Here are three questions investors should be asking.
Are customers embracing the new smartwatch?
Fitbit's new smartwatch, the Ionic, was announced on Aug. 28. I preordered one that day and it arrived Sept. 25, with the device hitting retail stores in October. Fitbit's quarter closed on Sept. 30, so there will be some Ionic revenue in the quarterly report. However, Chief Operating Officer Bill Zarella said in the last earnings call that a "vast majority of our revenue in Q3 [would be] related to legacy products."
On the same earnings call, CEO James Park indicated that there's "good retailer commitment behind the launch of the product." The management team certainly was excited about the new product and confident in its prospects, even though it had not been unveiled yet. When the smartwatch was finally announced, the stock responded favorably. Investors will want to pay attention to what management says about how the smartwatch is selling.
Can the company improve this key metric?
One number that Fitbit investors should keep an eye on is revenue per device sold. By taking the total revenue for the quarter and dividing by the number of devices sold, this ratio gives a good idea of how well the company is dealing with the challenge of commoditization and if it's making money beyond the price of the device.
Last quarter, the company was able to maintain its average selling price (ASP) and add almost $4 of incremental revenue per device for accessories. Zerella indicated that this quarter's ASP would be "similar" to Q2's, but with new accessories and Fitbit-branded headphones announced with the Ionic, accessory revenue could have a meaningful positive impact to this measure.
Lastly, additional revenue that is not associated with a device such as subscription revenue for the Fitstar fitness app or programs related the company's enterprise health initiatives could also help this metric improve.
Can the company earn revenue beyond the devices?
Earlier this year, Fitbit announced a corporate reorganization focusing the company as two separate but interdependent businesses: consumer and enterprise health.
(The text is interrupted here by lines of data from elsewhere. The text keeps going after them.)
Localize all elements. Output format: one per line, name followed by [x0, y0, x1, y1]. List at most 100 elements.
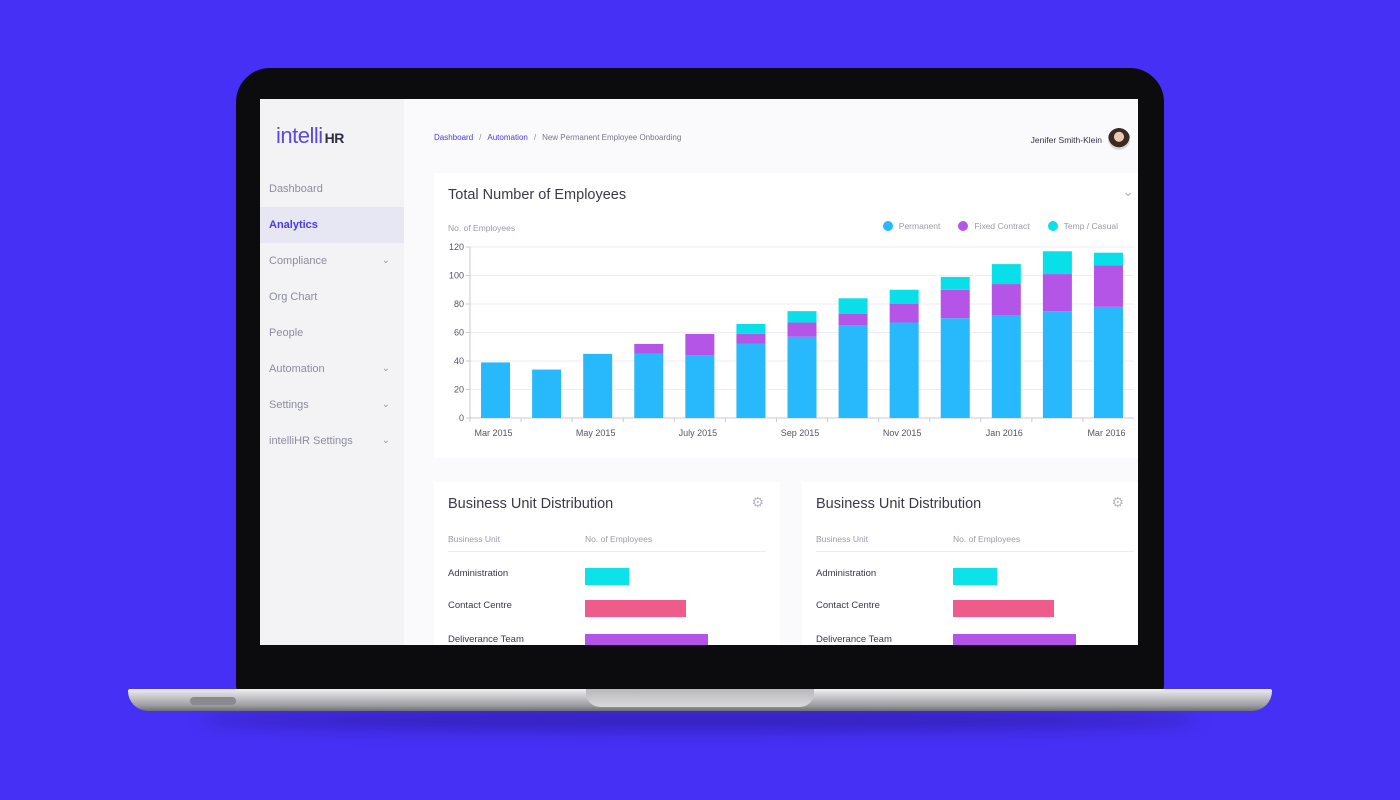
bu-row-bar[interactable] [953, 568, 997, 585]
bu-card-1: Business Unit Distribution ⚙ Business Un… [434, 482, 780, 645]
bar-segment [889, 322, 919, 418]
sidebar-item-label: intelliHR Settings [269, 435, 353, 447]
chevron-down-icon[interactable]: ⌄ [1122, 183, 1134, 199]
bu-card-title: Business Unit Distribution [448, 496, 614, 512]
bar-segment [889, 289, 919, 304]
bar-segment [634, 353, 664, 418]
divider [816, 551, 1134, 552]
legend-item[interactable]: Fixed Contract [958, 221, 1030, 231]
sidebar-item-people[interactable]: People [260, 315, 404, 351]
breadcrumb-separator: / [479, 133, 482, 142]
bu-row-bar[interactable] [585, 634, 708, 645]
sidebar-item-label: Org Chart [269, 291, 318, 303]
bar-segment [991, 315, 1021, 418]
intellihr-logo[interactable]: intelli HR [276, 123, 344, 149]
bar-segment [838, 325, 868, 418]
breadcrumb-dashboard[interactable]: Dashboard [434, 133, 474, 142]
sidebar-item-label: Compliance [269, 255, 328, 267]
chart-legend: Permanent Fixed Contract Temp / Casual [882, 221, 1118, 231]
chart-ylabel: No. of Employees [448, 223, 516, 233]
sidebar-item-intellihr-settings[interactable]: intelliHR Settings ⌄ [260, 423, 404, 459]
bar-segment [532, 369, 562, 418]
chevron-down-icon: ⌄ [381, 363, 390, 374]
chevron-down-icon: ⌄ [381, 435, 390, 446]
breadcrumb: Dashboard / Automation / New Permanent Emplo… [434, 133, 681, 142]
avatar[interactable] [1108, 128, 1130, 150]
bar-segment [1093, 252, 1123, 266]
bu-row-label: Administration [816, 568, 877, 579]
y-tick-label: 0 [459, 413, 464, 423]
y-tick-label: 40 [454, 356, 464, 366]
legend-item[interactable]: Permanent [882, 221, 941, 231]
bar-segment [940, 318, 970, 418]
main-content: Dashboard / Automation / New Permanent Emplo… [404, 99, 1138, 645]
sidebar-item-compliance[interactable]: Compliance ⌄ [260, 243, 404, 279]
sidebar-nav: Dashboard Analytics Compliance ⌄ Org Chart Pe… [260, 171, 404, 459]
y-tick-label: 100 [449, 271, 464, 281]
bar-segment [787, 311, 817, 323]
sidebar-item-automation[interactable]: Automation ⌄ [260, 351, 404, 387]
sidebar-item-org-chart[interactable]: Org Chart [260, 279, 404, 315]
app-screen: intelli HR Dashboard Analytics Compliance ⌄ O… [260, 99, 1138, 645]
bar-segment [1093, 306, 1123, 418]
bu-col-count: No. of Employees [953, 534, 1021, 544]
y-tick-label: 60 [454, 328, 464, 338]
bar-segment [1042, 274, 1072, 312]
employees-bar-chart: 0 20 40 60 80 100 120 Mar 2015 May 2015 July 2015… [449, 242, 1134, 438]
legend-item[interactable]: Temp / Casual [1047, 221, 1118, 231]
divider [448, 551, 766, 552]
bu-row-label: Administration [448, 568, 509, 579]
bu-card-title: Business Unit Distribution [816, 496, 982, 512]
chevron-down-icon: ⌄ [381, 399, 390, 410]
bar-segment [685, 333, 715, 356]
logo-suffix: HR [324, 130, 345, 146]
y-tick-label: 120 [449, 242, 464, 252]
gear-icon[interactable]: ⚙ [1111, 494, 1124, 510]
bar-segment [940, 276, 970, 290]
bar-segment [736, 323, 766, 334]
bar-segment [685, 355, 715, 418]
sidebar-item-label: Settings [269, 399, 309, 411]
x-tick-label: July 2015 [679, 428, 718, 438]
bar-segment [991, 264, 1021, 285]
bar-segment [1042, 311, 1072, 418]
bu-row-bar[interactable] [953, 600, 1054, 617]
bar-segment [1042, 251, 1072, 275]
breadcrumb-current: New Permanent Employee Onboarding [542, 133, 682, 142]
bar-segment [889, 304, 919, 323]
legend-label: Fixed Contract [974, 221, 1030, 231]
legend-label: Permanent [898, 221, 941, 231]
legend-label: Temp / Casual [1063, 221, 1118, 231]
laptop-opening-notch [586, 689, 814, 707]
bar-segment [787, 322, 817, 337]
x-tick-label: Sep 2015 [781, 428, 820, 438]
sidebar: intelli HR Dashboard Analytics Compliance ⌄ O… [260, 99, 404, 645]
sidebar-item-analytics[interactable]: Analytics [260, 207, 404, 243]
x-tick-label: Mar 2015 [475, 428, 513, 438]
sidebar-item-label: Automation [269, 363, 325, 375]
bar-segment [940, 289, 970, 319]
x-tick-label: Nov 2015 [883, 428, 922, 438]
bar-segment [583, 353, 613, 418]
bu-row-label: Contact Centre [448, 600, 512, 611]
breadcrumb-automation[interactable]: Automation [487, 133, 528, 142]
bu-col-unit: Business Unit [816, 534, 868, 544]
x-tick-label: May 2015 [576, 428, 616, 438]
bu-row-bar[interactable] [585, 600, 686, 617]
bu-row-bar[interactable] [585, 568, 629, 585]
gear-icon[interactable]: ⚙ [751, 494, 764, 510]
sidebar-item-label: Dashboard [269, 183, 323, 195]
y-tick-label: 20 [454, 385, 464, 395]
chevron-down-icon: ⌄ [381, 255, 390, 266]
bu-card-2: Business Unit Distribution ⚙ Business Un… [802, 482, 1138, 645]
bu-row-bar[interactable] [953, 634, 1076, 645]
sidebar-item-label: People [269, 327, 304, 339]
sidebar-item-settings[interactable]: Settings ⌄ [260, 387, 404, 423]
legend-dot [1047, 221, 1058, 231]
sidebar-item-label: Analytics [269, 219, 318, 231]
user-name[interactable]: Jenifer Smith-Klein [1030, 135, 1102, 145]
laptop-shadow [200, 709, 1200, 731]
legend-dot [958, 221, 969, 231]
sidebar-item-dashboard[interactable]: Dashboard [260, 171, 404, 207]
bu-col-unit: Business Unit [448, 534, 500, 544]
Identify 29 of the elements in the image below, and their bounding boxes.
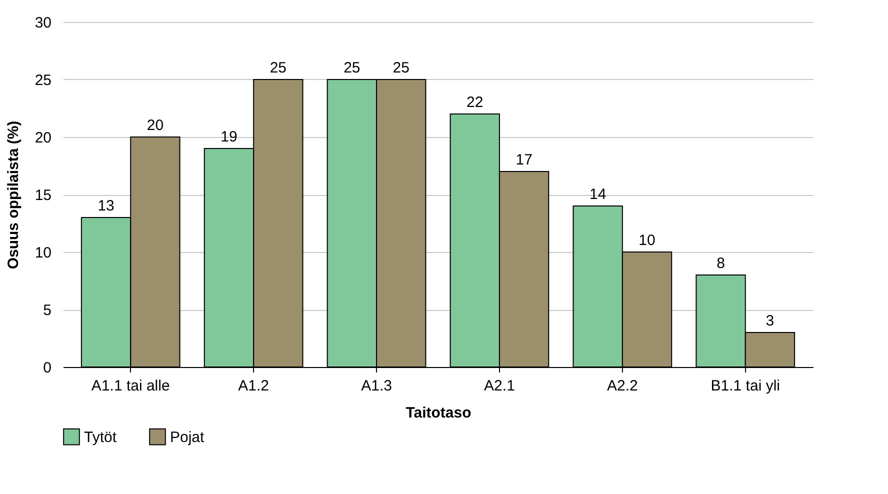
x-tick-label: A1.3 (361, 378, 392, 394)
y-axis-title: Osuus oppilaista (%) (4, 120, 22, 270)
data-label: 25 (392, 60, 410, 76)
data-label: 22 (466, 94, 484, 111)
data-label: 20 (146, 117, 164, 134)
y-tick-label: 10 (34, 244, 52, 262)
x-axis-title: Taitotaso (406, 404, 472, 422)
x-tick-label: A2.2 (606, 378, 638, 394)
y-tick-label: 0 (43, 360, 52, 376)
y-tick-label: 5 (43, 302, 52, 319)
x-tick-label: A1.1 tai alle (91, 378, 170, 394)
data-label: 10 (638, 232, 656, 249)
legend-label: Pojat (170, 428, 206, 446)
y-tick-label: 25 (34, 72, 52, 89)
data-label: 19 (220, 128, 238, 146)
data-label: 14 (589, 186, 606, 203)
data-label: 25 (270, 60, 287, 76)
data-label: 13 (98, 198, 114, 214)
data-label: 3 (766, 312, 774, 330)
data-label: 17 (516, 152, 532, 168)
data-label: 25 (344, 60, 360, 76)
x-tick-label: A1.2 (238, 378, 270, 394)
x-tick-label: A2.1 (484, 378, 515, 394)
y-tick-label: 30 (34, 14, 52, 32)
legend-label: Tytöt (84, 428, 118, 446)
y-tick-label: 15 (34, 187, 52, 204)
x-tick-label: B1.1 tai yli (710, 378, 780, 394)
y-tick-label: 20 (34, 130, 52, 146)
data-label: 8 (716, 255, 725, 272)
The enterprise segment will focus on "expand[ing] on the company's early successes in working with insurance companies, employers, health systems, and other healthcare partners." This segment has tremendous opportunity for growth, but has not yielded much revenue, with the company indicating just that it is less than 10% of overall revenue.
With announcements this quarter that the company was selected to participate in the FDA's new digital health software pre-certification program and a partnership with med-device manufacturer DexCom, I'll be looking for the company to report progress on this significant opportunity. It's important for the long-term health of the company that it can diversify beyond selling consumer tech devices.
With this earnings announcement in the books, Fitbit's self-proclaimed "rebuilding year" will be three quarters complete. Investors will be watching if Fitbit is creating solid building blocks for growth going into 2018.